Medicare's Medical Review Program
Medical Review (MR) is an important part of the Medicare Integrity program that requires Contractors to verify inappropriate billing and to develop interventions to correct the problem. MR is defined as a review of claims to determine whether services provided are medically reasonable and necessary, as well as to follow-up on the effectiveness of previous corrective actions. The goal is to reduce the payment error rate by identifying and addressing billing errors concerning coverage and coding made by providers. MR initiatives are designed to ensure that Medicare claims are paid correctly while helping to maintain the integrity of the Medicare program. Providers benefit from this program by:
- Reducing the overall claims payment error rate
- Reduction in filing errors
- Increase in timely payments, and
- Increased educational opportunities
The Medical Review Process
Providers may be selected for MR when a typical billing patterns are identified, or when a particular kind of problem is identified (i.e. errors in billing a specific type of service). MR functions may be performed for all claims appropriately submitted to Medicare with the exception of acute care inpatient hospital prospective payment system (PPS), diagnosis related group claims (DRG), or long term care hospital claims (LTCH), Quality Improvement Organizations (QIO) perform these reviews.
Through data analysis and evaluation of other information (i.e., complaints) suspected billing problems are identified, to ensure activities are targeted at identified problem areas and that the corrective actions are appropriate for the severity of the problem MR uses Progressive Corrective Action (PCA). Prior to assigning significant resources to examine claims identified as potential problems, MR validates claim errors through the use of probe reviews.
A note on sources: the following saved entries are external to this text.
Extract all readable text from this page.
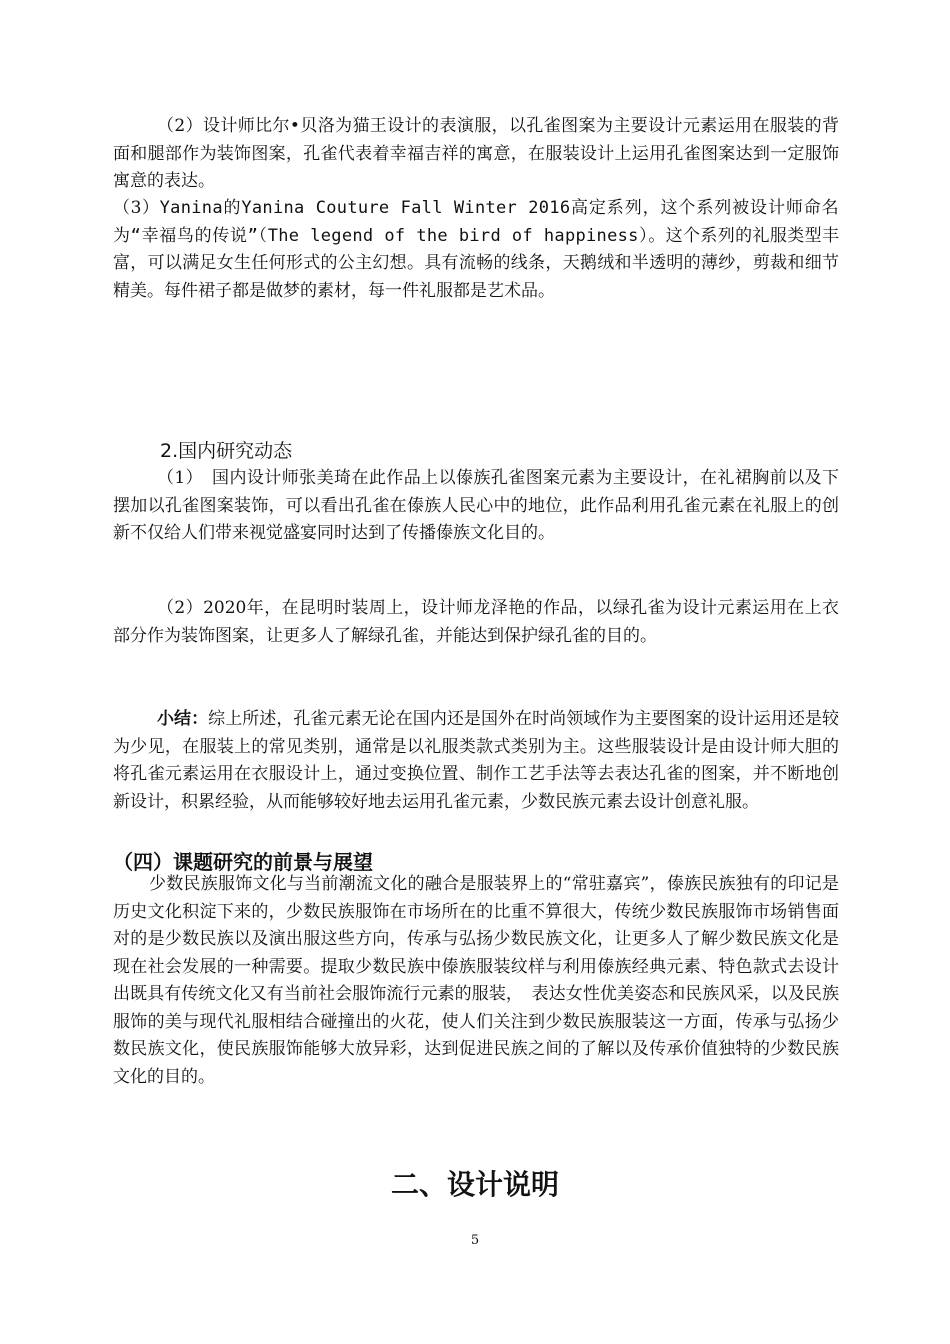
（2）设计师比尔•贝洛为猫王设计的表演服，以孔雀图案为主要设计元素运用在服装的背面和腿部作为装饰图案，孔雀代表着幸福吉祥的寓意，在服装设计上运用孔雀图案达到一定服饰寓意的表达。

（3）Yanina的Yanina Couture Fall Winter 2016高定系列，这个系列被设计师命名为“幸福鸟的传说”（The legend of the bird of happiness）。这个系列的礼服类型丰富，可以满足女生任何形式的公主幻想。具有流畅的线条，天鹅绒和半透明的薄纱，剪裁和细节精美。每件裙子都是做梦的素材，每一件礼服都是艺术品。

2.国内研究动态

（1）　国内设计师张美琦在此作品上以傣族孔雀图案元素为主要设计，在礼裙胸前以及下摆加以孔雀图案装饰，可以看出孔雀在傣族人民心中的地位，此作品利用孔雀元素在礼服上的创新不仅给人们带来视觉盛宴同时达到了传播傣族文化目的。

（2）2020年，在昆明时装周上，设计师龙泽艳的作品，以绿孔雀为设计元素运用在上衣部分作为装饰图案，让更多人了解绿孔雀，并能达到保护绿孔雀的目的。

小结：综上所述，孔雀元素无论在国内还是国外在时尚领域作为主要图案的设计运用还是较为少见，在服装上的常见类别，通常是以礼服类款式类别为主。这些服装设计是由设计师大胆的将孔雀元素运用在衣服设计上，通过变换位置、制作工艺手法等去表达孔雀的图案，并不断地创新设计，积累经验，从而能够较好地去运用孔雀元素，少数民族元素去设计创意礼服。

（四）课题研究的前景与展望

少数民族服饰文化与当前潮流文化的融合是服装界上的“常驻嘉宾”，傣族民族独有的印记是历史文化积淀下来的，少数民族服饰在市场所在的比重不算很大，传统少数民族服饰市场销售面对的是少数民族以及演出服这些方向，传承与弘扬少数民族文化，让更多人了解少数民族文化是现在社会发展的一种需要。提取少数民族中傣族服装纹样与利用傣族经典元素、特色款式去设计出既具有传统文化又有当前社会服饰流行元素的服装，　表达女性优美姿态和民族风采，以及民族服饰的美与现代礼服相结合碰撞出的火花，使人们关注到少数民族服装这一方面，传承与弘扬少数民族文化，使民族服饰能够大放异彩，达到促进民族之间的了解以及传承价值独特的少数民族文化的目的。

二、设计说明
5
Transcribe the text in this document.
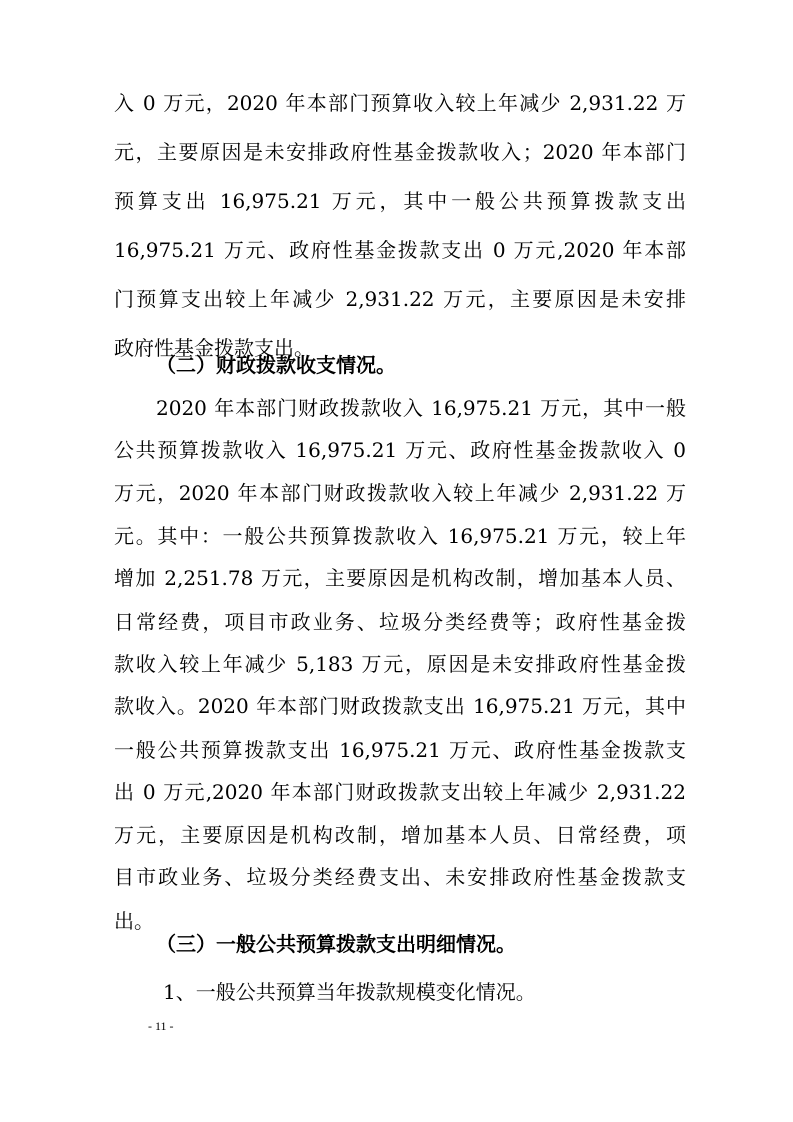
入 0 万元，2020 年本部门预算收入较上年减少 2,931.22 万
元，主要原因是未安排政府性基金拨款收入；2020 年本部门
预算支出 16,975.21 万元，其中一般公共预算拨款支出
16,975.21 万元、政府性基金拨款支出 0 万元,2020 年本部
门预算支出较上年减少 2,931.22 万元，主要原因是未安排
政府性基金拨款支出。
（二）财政拨款收支情况。
2020 年本部门财政拨款收入 16,975.21 万元，其中一般
公共预算拨款收入 16,975.21 万元、政府性基金拨款收入 0
万元，2020 年本部门财政拨款收入较上年减少 2,931.22 万
元。其中：一般公共预算拨款收入 16,975.21 万元，较上年
增加 2,251.78 万元，主要原因是机构改制，增加基本人员、
日常经费，项目市政业务、垃圾分类经费等；政府性基金拨
款收入较上年减少 5,183 万元，原因是未安排政府性基金拨
款收入。2020 年本部门财政拨款支出 16,975.21 万元，其中
一般公共预算拨款支出 16,975.21 万元、政府性基金拨款支
出 0 万元,2020 年本部门财政拨款支出较上年减少 2,931.22
万元，主要原因是机构改制，增加基本人员、日常经费，项
目市政业务、垃圾分类经费支出、未安排政府性基金拨款支
出。
（三）一般公共预算拨款支出明细情况。
- 11 -
1、一般公共预算当年拨款规模变化情况。
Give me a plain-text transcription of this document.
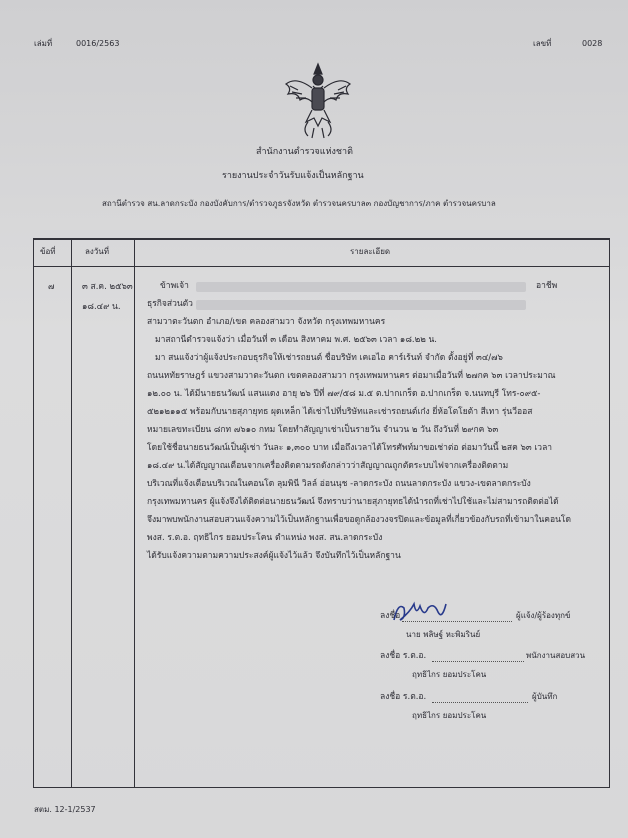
เล่มที่	0016/2563	เลขที่	0028
สำนักงานตำรวจแห่งชาติ
รายงานประจำวันรับแจ้งเป็นหลักฐาน
สถานีตำรวจ สน.ลาดกระบัง กองบังคับการ/ตำรวจภูธรจังหวัด ตำรวจนครบาล๓ กองบัญชาการ/ภาค ตำรวจนครบาล
ข้อที่	ลงวันที่	รายละเอียด
๗	๓ ส.ค. ๒๕๖๓
๑๘.๔๙ น.
ข้าพเจ้า	อาชีพ
ธุรกิจส่วนตัว
สามวาตะวันตก อำเภอ/เขต คลองสามวา จังหวัด กรุงเทพมหานคร
มาสถานีตำรวจแจ้งว่า เมื่อวันที่ ๓ เดือน สิงหาคม พ.ศ. ๒๕๖๓ เวลา ๑๘.๒๒ น.
มา สนแจ้งว่าผู้แจ้งประกอบธุรกิจให้เช่ารถยนต์ ชื่อบริษัท เคเอไอ คาร์เร้นท์ จำกัด ตั้งอยู่ที่ ๓๔/๗๖
ถนนหทัยราษฎร์ แขวงสามวาตะวันตก เขตคลองสามวา กรุงเทพมหานคร ต่อมาเมื่อวันที่ ๒๗กค ๖๓ เวลาประมาณ
๑๒.๐๐ น. ได้มีนายธนวัฒน์ แสนแดง อายุ ๒๖ ปีที่ ๗๙/๕๘ ม.๕ ต.ปากเกร็ด อ.ปากเกร็ด จ.นนทบุรี โทร-๐๙๕-
๕๒๑๒๑๑๕ พร้อมกับนายสุภายุทธ ผุดเหล็ก ได้เช่าไปที่บริษัทและเช่ารถยนต์เก๋ง ยี่ห้อโตโยต้า สีเทา รุ่นวีออส
หมายเลขทะเบียน ๘กท ๗๖๑๐ กทม โดยทำสัญญาเช่าเป็นรายวัน จำนวน ๒ วัน ถึงวันที่ ๒๙กค ๖๓
โดยใช้ชื่อนายธนวัฒน์เป็นผู้เช่า วันละ ๑,๓๐๐ บาท เมื่อถึงเวลาได้โทรศัพท์มาขอเช่าต่อ ต่อมาวันนี้ ๒สค ๖๓ เวลา
๑๘.๔๙ น.ได้สัญญาณเตือนจากเครื่องติดตามรถดังกล่าวว่าสัญญาณถูกตัดระบบไฟจากเครื่องติดตาม
บริเวณที่แจ้งเตือนบริเวณในคอนโด ลุมพินี วิลล์ อ่อนนุช -ลาดกระบัง ถนนลาดกระบัง แขวง-เขตลาดกระบัง
กรุงเทพมหานคร ผู้แจ้งจึงได้ติดต่อนายธนวัฒน์ จึงทราบว่านายสุภายุทธได้นำรถที่เช่าไปใช้และไม่สามารถติดต่อได้
จึงมาพบพนักงานสอบสวนแจ้งความไว้เป็นหลักฐานเพื่อขอดูกล้องวงจรปิดและข้อมูลที่เกี่ยวข้องกับรถที่เข้ามาในคอนโด
พงส. ร.ต.อ. ฤทธิไกร ยอมประโคน ตำแหน่ง พงส. สน.ลาดกระบัง
ได้รับแจ้งความตามความประสงค์ผู้แจ้งไว้แล้ว จึงบันทึกไว้เป็นหลักฐาน
ลงชื่อ	ผู้แจ้ง/ผู้ร้องทุกข์
นาย พลิษฐ์ หะพิมรินย์
ลงชื่อ ร.ต.อ.	พนักงานสอบสวน
ฤทธิไกร ยอมประโคน
ลงชื่อ ร.ต.อ.	ผู้บันทึก
ฤทธิไกร ยอมประโคน
สตม. 12-1/2537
During a probe review (20-40 claims per provider) or a widespread probe reviews (100 claims from multiple providers) providers are notified that the review is being conducted and asked to provide medical documentation for the claims in question, once the review is completed providers are notified of their results. If a probe review verify that an error exists it is classified as minor, moderate, or significant. Corrective actions that may result from MR review, provider education, prepayment (review prior to payment) review, or postpayment (uses Statistically Valid Sampling) review, both pre and post payment review require providers to submit documentation. Once providers have re-established the practice of billing correctly they are removed from review.
Provider feedback and education regarding MR findings is an essential part of all corrective actions.
The Provider's Role
The purpose of the MR process is to make sure claims are paid correctly. You can help meet this goal by:
- Reviewing and reading all publications and LCDs so you are aware of coverage requirements
- Familiarizing office staff and billing vendors with filing rules
- Checking your records against billed claims
- Performing self audits
MR may request documentation to support the services under review. Please keep in mind the following points:
- You must supply documentation
- Documentation should support medical necessity
- Documentation must be legible and signed
- Services must be coded correctly
You have the right to be educated on how to bill correctly and to have questions answered in a timely manner. You have the right to appeal as long as the appeal is filed in accordance with appeal regulations.